Manager en période de tension : les réflexes qui protègent les équipes
Quand la pression monte, les équipes observent leur manager plus que jamais. Dans ces moments-là, ce ne sont pas les grandes théories qui comptent, mais quelques réflexes simples, concrets et protecteurs. Des réflexes qui permettent de garder le cap, d’éviter la surcharge mentale collective et de maintenir un climat de travail sain.
👉 1. Ralentir pour clarifier
En période de tension, tout s’accélère : les demandes, les mails, les urgences. Le premier réflexe d’un manager solide n’est pas d’aller plus vite, mais de clarifier :
Qu’est‑ce qui est vraiment prioritaire ?
Qu’est‑ce qui peut attendre ?
Qu’est‑ce qui n’a rien à faire là ?
La clarté réduit immédiatement la pression ressentie par l’équipe.
👉 2. Donner des repères courts et réguliers
Quand l’incertitude augmente, les collaborateurs ont besoin de cadre, pas de contrôle. Un point rapide quotidien ou bi‑hebdo suffit souvent à :
réaligner,
rassurer,
éviter les interprétations,
fluidifier la coopération.
Ce n’est pas du micro‑management : c’est de la régulation.

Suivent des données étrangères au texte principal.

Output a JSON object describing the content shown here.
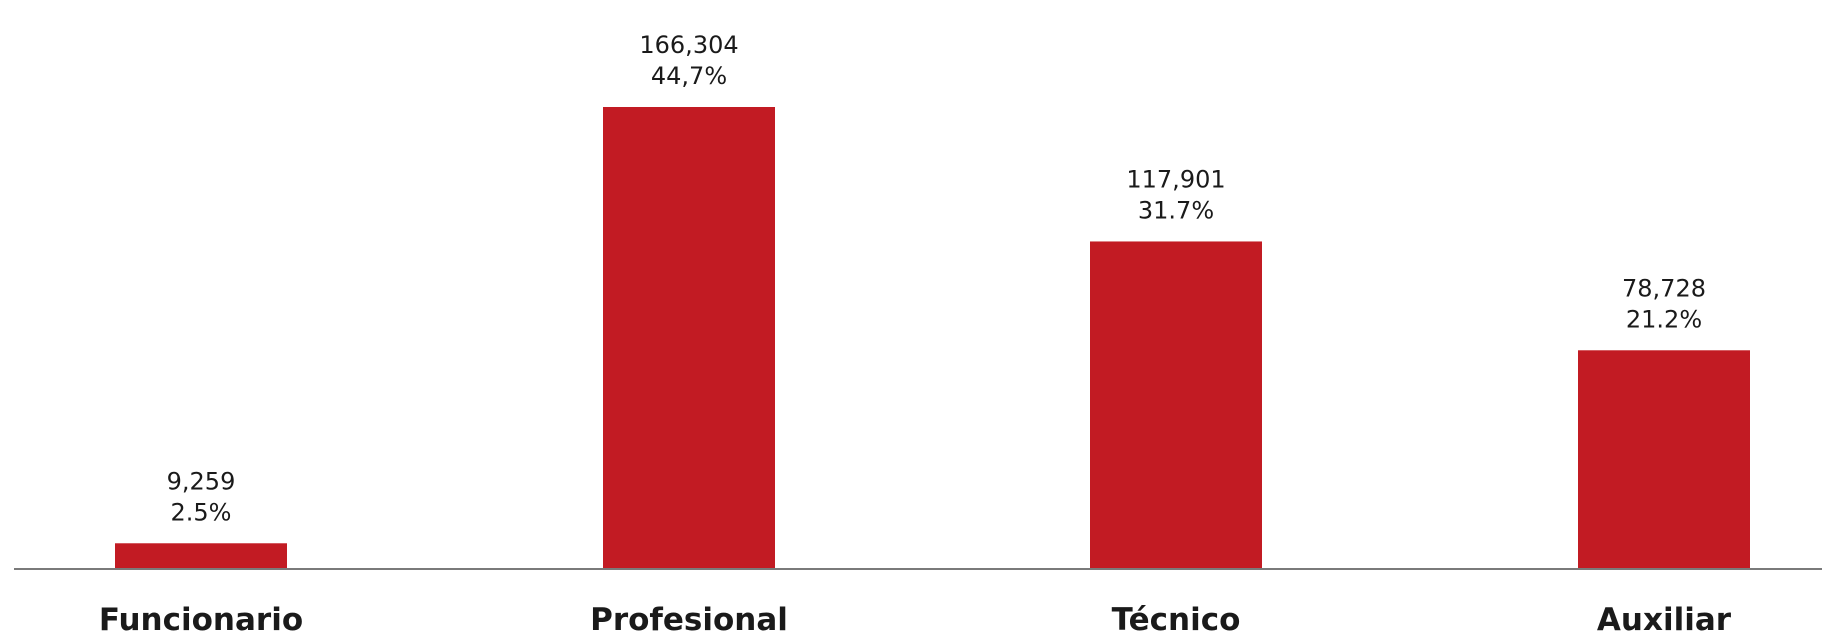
{
  "chart_data": {
    "type": "bar",
    "title": "",
    "xlabel": "",
    "ylabel": "",
    "categories": [
      "Funcionario",
      "Profesional",
      "Técnico",
      "Auxiliar"
    ],
    "values": [
      9259,
      166304,
      117901,
      78728
    ],
    "value_labels": [
      "9,259",
      "166,304",
      "117,901",
      "78,728"
    ],
    "percent_labels": [
      "2.5%",
      "44,7%",
      "31.7%",
      "21.2%"
    ],
    "ylim": [
      0,
      166304
    ],
    "grid": false,
    "legend": "none",
    "bar_color": "#c21b23",
    "axis_color": "#7a7a7a"
  }
}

👉 3. Protéger l’équipe des injonctions contradictoires
Les tensions viennent rarement des équipes. Elles viennent de l’organisation : objectifs mouvants, demandes simultanées, urgences qui s’empilent.
Un manager protecteur :
filtre,
reformule,
négocie les délais,
dit non quand c’est nécessaire.
Ce n’est pas un manque de loyauté : c’est du management responsable.
👉 4. Rendre visibles les efforts, pas seulement les résultats
En période de tension, les équipes donnent beaucoup. Le risque : que tout cela passe inaperçu.
Un simple “je vois ce que tu fais, et ça compte” :
réduit la fatigue émotionnelle,
renforce l’engagement,
évite le décrochage.
La reconnaissance n’est pas un bonus : c’est un stabilisateur.
👉 5. Garder un espace pour les émotions
Quand la pression monte, les émotions montent aussi. Les ignorer ne les fait pas disparaître — au contraire.
Un manager protecteur :
accueille sans juger,
écoute sans chercher à résoudre tout,
normalise (“c’est logique d’être sous tension en ce moment”).
Ce n’est pas du “care” naïf : c’est de la régulation collective.
👉 6. Se protéger soi-même pour protéger les autres
Un manager épuisé ne peut pas protéger son équipe. Le réflexe essentiel : s’auto‑observer.
sommeil perturbé,
irritabilité,
perte de recul,
surcharge mentale,
sentiment d’être “pris en étau”.
Ce ne sont pas des faiblesses. Ce sont des signaux d’alerte organisationnels.
Un manager qui prend soin de lui protège son équipe.
🎯 Conclusion
En période de tension, les équipes n’ont pas besoin d’un manager héroïque. Elles ont besoin d’un manager lucide, clair, régulateur et humain.
Ces réflexes ne transforment pas la situation du jour au lendemain. Mais ils évitent que la tension ne devienne surcharge, puis épuisement, puis RPS.
C’est ainsi que l’on protège les équipes — et que l’on protège le travail.